Hoge Raad, 19-09-2014, ECLI:NL:HR:2014:2716, 14/00246
Hoge Raad, 19-09-2014, ECLI:NL:HR:2014:2716, 14/00246
Gegevens
- Instantie
- Hoge Raad
- Datum uitspraak
- 19 september 2014
- Datum publicatie
- 19 september 2014
- ECLI
- ECLI:NL:HR:2014:2716
- Formele relaties
- In cassatie op : ECLI:NL:GHARL:2013:9036
- Zaaknummer
- 14/00246
Inhoudsindicatie
HR: 81.1 RO.
Uitspraak
19 september 2014
Nr. 14/00246
Arrest
gewezen op het beroep in cassatie van [X] te [Z] (hierna: belanghebbende) tegen de uitspraak van het Gerechtshof Arnhem-Leeuwarden van 27 november 2013, nrs. 12/00293, 12/00294, 12/00295, 12/00296, 12/00297 en 12/00298, op het hoger beroep van belanghebbende tegen een uitspraak van de Rechtbank te Leeuwarden (nrs. AWB 11/1487, AWB 11/1488, AWB 11/1489, AWB 11/1490, AWB 11/1491 en AWB 11/1492) betreffende de aan belanghebbende voor de jaren 2003 tot en met 2008 opgelegde aanslagen in de inkomstenbelasting/premie volksverzekeringen en de daarbij gegeven beschikkingen inzake heffingsrente.
1 Geding in cassatie
Belanghebbende heeft tegen ’s Hofs uitspraak beroep in cassatie ingesteld en daarbij een aantal klachten aangevoerd.
De Staatssecretaris van Financiën heeft een verweerschrift ingediend.
Belanghebbende heeft een conclusie van repliek ingediend.
2 Beoordeling van de klachten
De klachten kunnen niet tot cassatie leiden.

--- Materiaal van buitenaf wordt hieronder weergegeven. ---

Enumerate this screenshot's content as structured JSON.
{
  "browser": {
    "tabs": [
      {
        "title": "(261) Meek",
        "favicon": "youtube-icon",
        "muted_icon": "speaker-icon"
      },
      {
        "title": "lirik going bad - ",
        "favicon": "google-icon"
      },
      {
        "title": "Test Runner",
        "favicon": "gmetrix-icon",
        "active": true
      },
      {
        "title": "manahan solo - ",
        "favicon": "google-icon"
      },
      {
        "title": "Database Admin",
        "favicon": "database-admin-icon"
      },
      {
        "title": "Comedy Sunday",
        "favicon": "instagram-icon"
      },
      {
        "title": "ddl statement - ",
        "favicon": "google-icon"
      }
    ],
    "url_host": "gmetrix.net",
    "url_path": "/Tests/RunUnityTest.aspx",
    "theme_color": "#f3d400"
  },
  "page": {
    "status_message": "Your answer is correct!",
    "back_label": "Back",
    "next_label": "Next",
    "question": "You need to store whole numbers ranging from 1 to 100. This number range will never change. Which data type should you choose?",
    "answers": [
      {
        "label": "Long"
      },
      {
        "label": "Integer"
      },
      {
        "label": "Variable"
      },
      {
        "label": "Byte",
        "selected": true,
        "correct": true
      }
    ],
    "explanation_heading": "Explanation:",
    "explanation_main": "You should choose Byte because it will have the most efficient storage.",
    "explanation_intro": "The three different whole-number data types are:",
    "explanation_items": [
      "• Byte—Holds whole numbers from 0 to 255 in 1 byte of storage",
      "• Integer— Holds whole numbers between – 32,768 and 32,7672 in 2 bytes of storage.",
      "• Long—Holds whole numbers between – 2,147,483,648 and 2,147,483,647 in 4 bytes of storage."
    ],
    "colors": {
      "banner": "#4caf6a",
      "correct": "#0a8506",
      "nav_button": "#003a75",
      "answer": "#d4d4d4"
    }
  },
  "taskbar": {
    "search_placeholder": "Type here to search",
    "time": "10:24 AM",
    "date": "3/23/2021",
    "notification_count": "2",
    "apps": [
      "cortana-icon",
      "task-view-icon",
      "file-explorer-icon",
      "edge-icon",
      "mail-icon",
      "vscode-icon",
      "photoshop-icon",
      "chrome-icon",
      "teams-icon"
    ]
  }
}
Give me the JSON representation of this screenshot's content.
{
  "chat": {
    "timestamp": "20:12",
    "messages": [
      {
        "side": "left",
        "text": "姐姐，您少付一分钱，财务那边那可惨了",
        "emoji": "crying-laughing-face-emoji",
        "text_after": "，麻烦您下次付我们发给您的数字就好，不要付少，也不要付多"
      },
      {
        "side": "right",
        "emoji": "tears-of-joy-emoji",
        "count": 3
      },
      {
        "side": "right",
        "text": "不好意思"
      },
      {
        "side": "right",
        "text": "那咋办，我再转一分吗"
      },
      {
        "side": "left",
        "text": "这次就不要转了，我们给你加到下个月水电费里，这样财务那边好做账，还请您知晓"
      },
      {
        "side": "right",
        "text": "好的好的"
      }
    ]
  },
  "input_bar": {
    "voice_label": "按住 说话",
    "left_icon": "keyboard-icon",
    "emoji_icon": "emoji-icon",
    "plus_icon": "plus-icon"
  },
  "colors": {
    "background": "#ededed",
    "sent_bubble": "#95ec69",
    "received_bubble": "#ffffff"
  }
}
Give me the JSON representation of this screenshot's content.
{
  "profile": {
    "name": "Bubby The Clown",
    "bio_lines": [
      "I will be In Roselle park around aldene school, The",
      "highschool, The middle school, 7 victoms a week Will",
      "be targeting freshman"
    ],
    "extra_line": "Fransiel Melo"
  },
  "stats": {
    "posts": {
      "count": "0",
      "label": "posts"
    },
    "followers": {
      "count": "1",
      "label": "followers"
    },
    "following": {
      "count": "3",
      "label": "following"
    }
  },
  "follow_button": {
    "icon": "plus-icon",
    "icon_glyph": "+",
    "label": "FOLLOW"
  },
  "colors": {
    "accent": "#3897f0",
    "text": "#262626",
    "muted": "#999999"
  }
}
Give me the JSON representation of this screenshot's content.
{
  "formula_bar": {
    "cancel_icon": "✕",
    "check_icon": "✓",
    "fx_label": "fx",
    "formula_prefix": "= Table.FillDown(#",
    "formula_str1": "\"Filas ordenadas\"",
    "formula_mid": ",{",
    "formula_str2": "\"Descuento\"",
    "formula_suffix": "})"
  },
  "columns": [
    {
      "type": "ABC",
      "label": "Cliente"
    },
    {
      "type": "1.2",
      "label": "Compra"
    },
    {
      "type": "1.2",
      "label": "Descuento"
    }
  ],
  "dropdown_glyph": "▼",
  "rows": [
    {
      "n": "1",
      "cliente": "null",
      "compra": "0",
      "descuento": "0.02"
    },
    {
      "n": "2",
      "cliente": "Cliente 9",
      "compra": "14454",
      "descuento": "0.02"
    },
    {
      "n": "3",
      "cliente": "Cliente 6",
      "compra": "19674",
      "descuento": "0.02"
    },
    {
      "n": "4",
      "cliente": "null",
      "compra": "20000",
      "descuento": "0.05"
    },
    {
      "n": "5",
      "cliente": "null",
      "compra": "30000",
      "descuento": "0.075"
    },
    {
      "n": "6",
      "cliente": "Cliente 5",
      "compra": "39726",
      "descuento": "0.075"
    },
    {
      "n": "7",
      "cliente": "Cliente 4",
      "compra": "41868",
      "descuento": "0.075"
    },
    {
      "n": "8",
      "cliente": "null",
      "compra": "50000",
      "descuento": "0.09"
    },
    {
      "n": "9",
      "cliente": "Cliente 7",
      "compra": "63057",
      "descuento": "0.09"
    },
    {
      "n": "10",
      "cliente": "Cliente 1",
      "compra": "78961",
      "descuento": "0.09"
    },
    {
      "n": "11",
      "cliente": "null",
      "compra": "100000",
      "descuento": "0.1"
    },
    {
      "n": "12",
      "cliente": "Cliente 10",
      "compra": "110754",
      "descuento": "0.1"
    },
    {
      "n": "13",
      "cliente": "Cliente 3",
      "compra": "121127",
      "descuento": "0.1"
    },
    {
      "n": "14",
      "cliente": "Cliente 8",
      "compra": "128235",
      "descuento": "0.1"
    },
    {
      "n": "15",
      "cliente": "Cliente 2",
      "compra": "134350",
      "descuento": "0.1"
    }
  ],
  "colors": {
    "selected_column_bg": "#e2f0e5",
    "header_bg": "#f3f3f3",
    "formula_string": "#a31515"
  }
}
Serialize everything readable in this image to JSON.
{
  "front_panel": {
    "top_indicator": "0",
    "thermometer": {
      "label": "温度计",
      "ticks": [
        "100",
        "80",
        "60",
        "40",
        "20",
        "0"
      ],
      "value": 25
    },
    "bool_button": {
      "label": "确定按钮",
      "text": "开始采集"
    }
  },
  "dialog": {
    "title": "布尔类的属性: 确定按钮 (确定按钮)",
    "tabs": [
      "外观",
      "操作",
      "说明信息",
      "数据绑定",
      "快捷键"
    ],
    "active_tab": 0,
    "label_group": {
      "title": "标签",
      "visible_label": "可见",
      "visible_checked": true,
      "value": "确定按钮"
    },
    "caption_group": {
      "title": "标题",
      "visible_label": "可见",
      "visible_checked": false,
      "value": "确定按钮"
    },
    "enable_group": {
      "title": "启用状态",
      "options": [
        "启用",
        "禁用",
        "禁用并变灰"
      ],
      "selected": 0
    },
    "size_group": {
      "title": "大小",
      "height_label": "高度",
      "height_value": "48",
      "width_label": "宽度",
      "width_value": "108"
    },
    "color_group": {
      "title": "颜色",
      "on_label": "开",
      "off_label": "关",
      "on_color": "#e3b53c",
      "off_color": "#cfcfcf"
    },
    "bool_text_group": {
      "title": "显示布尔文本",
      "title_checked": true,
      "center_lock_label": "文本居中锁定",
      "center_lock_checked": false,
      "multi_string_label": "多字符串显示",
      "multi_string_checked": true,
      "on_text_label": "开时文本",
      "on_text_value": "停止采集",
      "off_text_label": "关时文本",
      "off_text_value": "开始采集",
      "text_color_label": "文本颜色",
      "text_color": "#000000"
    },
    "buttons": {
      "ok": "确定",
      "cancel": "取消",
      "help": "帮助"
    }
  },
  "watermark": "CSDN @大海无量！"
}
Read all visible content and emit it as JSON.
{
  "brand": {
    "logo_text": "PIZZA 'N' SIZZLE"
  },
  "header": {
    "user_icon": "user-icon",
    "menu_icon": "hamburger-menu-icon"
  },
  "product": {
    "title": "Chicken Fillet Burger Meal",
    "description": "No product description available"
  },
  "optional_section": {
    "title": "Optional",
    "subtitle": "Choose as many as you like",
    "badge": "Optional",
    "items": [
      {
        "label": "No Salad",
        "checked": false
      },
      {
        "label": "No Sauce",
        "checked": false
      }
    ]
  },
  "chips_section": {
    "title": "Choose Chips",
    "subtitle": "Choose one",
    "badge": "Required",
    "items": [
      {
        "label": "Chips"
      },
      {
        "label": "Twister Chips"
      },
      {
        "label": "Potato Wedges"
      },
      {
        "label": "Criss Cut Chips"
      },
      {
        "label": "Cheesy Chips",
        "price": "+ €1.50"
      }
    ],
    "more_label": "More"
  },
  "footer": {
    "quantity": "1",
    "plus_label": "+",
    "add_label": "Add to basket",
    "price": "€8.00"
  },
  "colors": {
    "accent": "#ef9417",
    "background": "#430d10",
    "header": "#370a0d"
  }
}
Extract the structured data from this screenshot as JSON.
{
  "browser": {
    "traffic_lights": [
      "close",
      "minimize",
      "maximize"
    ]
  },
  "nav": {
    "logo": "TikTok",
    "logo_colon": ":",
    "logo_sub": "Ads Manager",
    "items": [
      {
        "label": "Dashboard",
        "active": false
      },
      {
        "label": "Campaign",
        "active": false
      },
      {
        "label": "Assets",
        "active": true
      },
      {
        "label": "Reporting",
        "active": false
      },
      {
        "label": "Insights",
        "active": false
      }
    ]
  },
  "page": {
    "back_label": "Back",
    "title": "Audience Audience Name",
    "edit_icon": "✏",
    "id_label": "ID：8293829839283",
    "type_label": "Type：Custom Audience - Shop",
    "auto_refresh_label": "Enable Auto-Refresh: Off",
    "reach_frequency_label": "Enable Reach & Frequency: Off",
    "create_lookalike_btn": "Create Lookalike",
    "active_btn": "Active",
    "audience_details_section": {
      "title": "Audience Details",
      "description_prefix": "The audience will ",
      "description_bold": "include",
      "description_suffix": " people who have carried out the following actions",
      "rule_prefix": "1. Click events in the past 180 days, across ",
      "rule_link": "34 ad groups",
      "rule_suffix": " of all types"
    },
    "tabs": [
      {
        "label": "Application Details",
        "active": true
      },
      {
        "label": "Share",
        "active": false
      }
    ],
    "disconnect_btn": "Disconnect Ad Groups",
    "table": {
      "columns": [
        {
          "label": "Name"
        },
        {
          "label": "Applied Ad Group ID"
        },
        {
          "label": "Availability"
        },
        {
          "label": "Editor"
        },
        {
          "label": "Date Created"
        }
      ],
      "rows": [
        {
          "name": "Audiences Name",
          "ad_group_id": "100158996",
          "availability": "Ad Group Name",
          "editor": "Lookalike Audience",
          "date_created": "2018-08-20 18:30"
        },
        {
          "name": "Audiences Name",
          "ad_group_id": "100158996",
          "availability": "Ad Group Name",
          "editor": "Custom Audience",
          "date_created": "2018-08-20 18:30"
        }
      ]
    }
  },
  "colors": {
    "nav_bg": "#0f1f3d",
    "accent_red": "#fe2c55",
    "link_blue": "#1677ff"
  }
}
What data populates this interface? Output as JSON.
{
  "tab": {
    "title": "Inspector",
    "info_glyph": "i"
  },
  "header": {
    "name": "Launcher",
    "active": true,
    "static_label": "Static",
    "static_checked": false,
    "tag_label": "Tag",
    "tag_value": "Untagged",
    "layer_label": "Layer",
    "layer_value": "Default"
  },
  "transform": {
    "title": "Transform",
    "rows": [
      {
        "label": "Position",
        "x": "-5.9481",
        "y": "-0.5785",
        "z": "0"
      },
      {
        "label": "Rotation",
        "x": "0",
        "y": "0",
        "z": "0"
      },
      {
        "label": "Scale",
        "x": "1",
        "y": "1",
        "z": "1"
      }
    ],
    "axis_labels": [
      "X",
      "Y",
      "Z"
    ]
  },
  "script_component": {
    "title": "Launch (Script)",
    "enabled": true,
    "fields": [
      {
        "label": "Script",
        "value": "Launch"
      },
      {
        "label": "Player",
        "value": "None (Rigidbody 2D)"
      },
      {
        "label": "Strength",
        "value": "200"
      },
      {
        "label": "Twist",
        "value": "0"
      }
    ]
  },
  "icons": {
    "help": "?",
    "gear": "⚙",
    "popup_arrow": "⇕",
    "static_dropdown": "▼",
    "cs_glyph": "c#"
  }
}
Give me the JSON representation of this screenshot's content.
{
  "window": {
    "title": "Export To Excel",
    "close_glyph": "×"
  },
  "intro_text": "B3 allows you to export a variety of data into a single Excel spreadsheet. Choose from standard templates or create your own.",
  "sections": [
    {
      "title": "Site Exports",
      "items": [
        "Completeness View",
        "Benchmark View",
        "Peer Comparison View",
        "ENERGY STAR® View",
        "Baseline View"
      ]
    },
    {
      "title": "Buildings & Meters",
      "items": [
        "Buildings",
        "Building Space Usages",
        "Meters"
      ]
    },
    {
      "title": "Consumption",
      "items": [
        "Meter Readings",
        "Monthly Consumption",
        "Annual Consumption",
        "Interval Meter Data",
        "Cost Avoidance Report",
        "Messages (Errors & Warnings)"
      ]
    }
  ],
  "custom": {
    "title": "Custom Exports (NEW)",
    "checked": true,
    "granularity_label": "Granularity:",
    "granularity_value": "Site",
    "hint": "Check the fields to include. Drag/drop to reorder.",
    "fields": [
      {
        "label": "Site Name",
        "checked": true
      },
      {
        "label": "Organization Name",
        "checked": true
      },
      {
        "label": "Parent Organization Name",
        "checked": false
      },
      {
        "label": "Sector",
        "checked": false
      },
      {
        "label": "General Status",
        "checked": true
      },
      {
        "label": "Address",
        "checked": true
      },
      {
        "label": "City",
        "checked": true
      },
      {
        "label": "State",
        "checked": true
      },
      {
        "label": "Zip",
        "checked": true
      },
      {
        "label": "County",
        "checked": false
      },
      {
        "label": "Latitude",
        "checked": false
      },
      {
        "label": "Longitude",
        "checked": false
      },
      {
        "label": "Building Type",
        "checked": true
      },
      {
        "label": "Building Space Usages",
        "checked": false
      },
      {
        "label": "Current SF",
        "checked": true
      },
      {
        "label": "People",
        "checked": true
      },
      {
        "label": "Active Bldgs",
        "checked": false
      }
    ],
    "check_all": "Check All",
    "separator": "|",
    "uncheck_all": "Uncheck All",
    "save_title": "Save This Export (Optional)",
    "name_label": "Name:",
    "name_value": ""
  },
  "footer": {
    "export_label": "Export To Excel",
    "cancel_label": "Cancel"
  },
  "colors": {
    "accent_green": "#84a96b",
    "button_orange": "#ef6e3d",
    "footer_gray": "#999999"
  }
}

Dit behoeft, gezien artikel 81, lid 1, van de Wet op de rechterlijke organisatie, geen nadere motivering, nu de klachten niet nopen tot beantwoording van rechtsvragen in het belang van de rechtseenheid of de rechtsontwikkeling.
3 Proceskosten
De Hoge Raad acht geen termen aanwezig voor een veroordeling in de proceskosten.